Lord, I wanted to like this movie. The trailer looked good, I like Edgar Wright as a director, the trailer looked good....
And it's not a bad movie (though as is often the case I started to have misgivings when I saw the trailers showing with it - if a cinema chain shows a bunch of completely unrelated trailers for non blockbusters it's a sign they don't know what kind of audience they're expecting...) it's just that it somehow wasn't what I hoped it would be from looking at the trailers.
My problem was Michael Cera, who has been making a great living playing a wet noodle for the last couple of years. This is all very well and good, but it left me feeling moderately concussed as I tried to work out just what Ramona Flowers was supposed to see in the guy. He's not that bright, not that good looking, and he's completely incoherent. Even given that Ramona has a track record in choosing people so bad that she actually has seven (not eleven!) evil exes for Scott to battle, it was really kind of hard to see what she saw in Scott Pilgrim. Of course, there are people - lots of them - who don't see what my wife sees in me, so there is the whole girls just pick people for no known reason conundrum, but there's got to be some sense of connection for me to believe even in that.
It's a shame, because it's a funny script and a good looking movie and everyone else involved is good fun. Scott's bandmates are more interesting and funny than he is (but then, I've made spaghetti that was more interesting than Scott is), his gay flatmate is consistently hilarious, Ramona's a poem to deadpan snark; pick anyone at random around Scott and they probably have a better set of lines and seem more interesting than he is. There's a lot of really good wisecracks, the most meta of which is one of the characters asking "What, do they make movies in Toronto?" Yes, a little, and it echoed across to the way I'd been wondering since the beginning how many actual Canadians they'd used in the production, though I wasn't curious enough to bother checking. Standout oneliner goes to Kim, who justifies a trip to a party they all know they're going to hate by saying "At least we'll have something to complain about." Which ought to be more or less the official state motto of Ireland, and it's nice to see it getting a shout out elsewhere.

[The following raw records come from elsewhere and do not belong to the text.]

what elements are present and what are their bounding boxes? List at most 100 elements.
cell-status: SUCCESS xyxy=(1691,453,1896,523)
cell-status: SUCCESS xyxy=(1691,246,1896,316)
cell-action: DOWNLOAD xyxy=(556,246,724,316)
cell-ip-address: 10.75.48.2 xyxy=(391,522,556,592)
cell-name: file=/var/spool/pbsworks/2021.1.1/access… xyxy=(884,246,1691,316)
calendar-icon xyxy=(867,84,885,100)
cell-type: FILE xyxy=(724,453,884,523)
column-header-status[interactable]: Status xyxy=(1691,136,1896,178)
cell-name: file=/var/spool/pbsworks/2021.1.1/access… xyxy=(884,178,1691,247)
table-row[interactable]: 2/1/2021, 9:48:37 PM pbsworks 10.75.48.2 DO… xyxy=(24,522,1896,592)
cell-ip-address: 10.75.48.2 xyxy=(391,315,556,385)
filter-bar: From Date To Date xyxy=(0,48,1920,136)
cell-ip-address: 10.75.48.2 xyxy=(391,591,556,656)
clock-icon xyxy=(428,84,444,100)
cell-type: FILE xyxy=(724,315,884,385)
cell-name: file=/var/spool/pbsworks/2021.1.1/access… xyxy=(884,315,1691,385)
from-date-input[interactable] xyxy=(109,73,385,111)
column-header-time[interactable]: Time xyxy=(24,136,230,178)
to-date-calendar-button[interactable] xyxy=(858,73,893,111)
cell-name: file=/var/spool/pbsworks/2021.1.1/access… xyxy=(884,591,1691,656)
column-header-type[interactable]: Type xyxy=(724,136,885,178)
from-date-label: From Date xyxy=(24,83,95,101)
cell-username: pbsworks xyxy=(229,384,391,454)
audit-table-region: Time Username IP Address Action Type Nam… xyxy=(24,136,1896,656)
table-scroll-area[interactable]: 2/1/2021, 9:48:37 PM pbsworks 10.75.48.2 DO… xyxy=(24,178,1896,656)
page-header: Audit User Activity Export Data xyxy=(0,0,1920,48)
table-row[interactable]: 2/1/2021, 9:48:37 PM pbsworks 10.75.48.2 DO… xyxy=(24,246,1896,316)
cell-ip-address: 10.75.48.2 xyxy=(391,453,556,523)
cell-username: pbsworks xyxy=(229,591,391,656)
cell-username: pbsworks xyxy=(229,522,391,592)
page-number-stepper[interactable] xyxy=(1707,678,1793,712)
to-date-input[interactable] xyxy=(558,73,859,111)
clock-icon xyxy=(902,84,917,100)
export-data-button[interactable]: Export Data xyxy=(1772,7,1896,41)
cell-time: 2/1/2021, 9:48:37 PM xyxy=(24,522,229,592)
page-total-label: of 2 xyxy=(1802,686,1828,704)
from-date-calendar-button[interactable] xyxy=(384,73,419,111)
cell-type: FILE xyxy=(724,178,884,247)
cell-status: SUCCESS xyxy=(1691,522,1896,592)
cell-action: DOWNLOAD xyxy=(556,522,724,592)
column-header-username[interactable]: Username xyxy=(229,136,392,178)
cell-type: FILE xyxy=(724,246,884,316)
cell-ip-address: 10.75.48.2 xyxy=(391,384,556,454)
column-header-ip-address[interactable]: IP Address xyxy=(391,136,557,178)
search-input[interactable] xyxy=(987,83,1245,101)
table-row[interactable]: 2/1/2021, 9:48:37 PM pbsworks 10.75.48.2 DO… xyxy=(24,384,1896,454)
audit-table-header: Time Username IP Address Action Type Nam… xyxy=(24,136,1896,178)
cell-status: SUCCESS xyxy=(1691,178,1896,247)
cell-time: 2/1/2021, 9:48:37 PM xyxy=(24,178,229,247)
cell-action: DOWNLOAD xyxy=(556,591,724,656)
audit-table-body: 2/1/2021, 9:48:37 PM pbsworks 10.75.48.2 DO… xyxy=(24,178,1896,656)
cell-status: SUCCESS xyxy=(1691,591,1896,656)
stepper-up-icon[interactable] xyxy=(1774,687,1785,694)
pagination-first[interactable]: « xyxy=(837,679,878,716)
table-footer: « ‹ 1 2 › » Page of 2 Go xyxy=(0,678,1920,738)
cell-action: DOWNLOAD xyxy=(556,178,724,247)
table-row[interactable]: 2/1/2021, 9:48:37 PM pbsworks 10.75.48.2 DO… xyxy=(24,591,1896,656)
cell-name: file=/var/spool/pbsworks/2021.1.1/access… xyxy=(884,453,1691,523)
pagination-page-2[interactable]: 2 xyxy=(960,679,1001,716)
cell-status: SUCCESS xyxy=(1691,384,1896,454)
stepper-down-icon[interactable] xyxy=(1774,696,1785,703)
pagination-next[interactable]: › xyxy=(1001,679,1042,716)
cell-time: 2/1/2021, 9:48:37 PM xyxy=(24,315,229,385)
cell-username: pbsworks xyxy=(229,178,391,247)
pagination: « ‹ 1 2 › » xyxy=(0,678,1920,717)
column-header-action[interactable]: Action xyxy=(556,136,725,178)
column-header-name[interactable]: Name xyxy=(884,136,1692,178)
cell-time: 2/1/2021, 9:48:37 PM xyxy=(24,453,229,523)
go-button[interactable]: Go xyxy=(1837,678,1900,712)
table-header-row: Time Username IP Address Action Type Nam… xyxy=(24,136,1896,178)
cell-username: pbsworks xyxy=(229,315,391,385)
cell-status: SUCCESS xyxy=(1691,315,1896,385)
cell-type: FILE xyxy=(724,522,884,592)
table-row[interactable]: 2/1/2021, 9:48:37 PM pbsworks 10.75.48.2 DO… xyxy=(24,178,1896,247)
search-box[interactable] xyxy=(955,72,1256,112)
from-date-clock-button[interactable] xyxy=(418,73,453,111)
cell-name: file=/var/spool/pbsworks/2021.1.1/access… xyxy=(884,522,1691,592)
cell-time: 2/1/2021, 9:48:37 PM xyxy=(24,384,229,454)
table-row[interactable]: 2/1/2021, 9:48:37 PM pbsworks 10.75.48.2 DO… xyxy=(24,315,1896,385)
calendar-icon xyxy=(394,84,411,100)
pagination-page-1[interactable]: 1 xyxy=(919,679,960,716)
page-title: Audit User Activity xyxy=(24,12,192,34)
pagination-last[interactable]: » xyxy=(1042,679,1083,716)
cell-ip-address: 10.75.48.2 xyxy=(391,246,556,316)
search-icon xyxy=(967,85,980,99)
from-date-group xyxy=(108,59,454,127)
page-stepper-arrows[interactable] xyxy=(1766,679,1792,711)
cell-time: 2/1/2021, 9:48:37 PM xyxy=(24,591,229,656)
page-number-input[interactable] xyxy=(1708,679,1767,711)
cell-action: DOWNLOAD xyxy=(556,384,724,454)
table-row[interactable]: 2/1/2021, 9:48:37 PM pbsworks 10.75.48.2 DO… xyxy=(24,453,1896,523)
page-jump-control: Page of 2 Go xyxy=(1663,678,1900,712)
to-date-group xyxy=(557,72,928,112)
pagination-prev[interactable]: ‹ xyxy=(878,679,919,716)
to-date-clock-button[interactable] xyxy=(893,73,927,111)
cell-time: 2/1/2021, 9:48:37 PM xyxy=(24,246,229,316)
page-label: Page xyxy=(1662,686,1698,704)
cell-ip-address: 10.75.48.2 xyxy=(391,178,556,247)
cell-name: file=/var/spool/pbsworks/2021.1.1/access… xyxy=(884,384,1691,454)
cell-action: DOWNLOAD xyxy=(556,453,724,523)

It's a shame is what it is. I was looking forward to Scott Pilgrim and it didn't really work out the way I wanted it to. And I wanted to see more Ramona Flowers hammer action than we got, which I accept is immensely dumb of me, but there's something about the idea of a comparatively small woman pulling a hammer twice her size out of hammer space in her hand bag and laying into the scenery with it.....
Anyhow, Wright deserves some credit for wrapping up the whole thing in the space of a single movie and pretty much obviating any need to discuss sequels. But my favourite adaptation from a comic book this year remains Kick Ass, especially with the cheering news that they're making a sequel.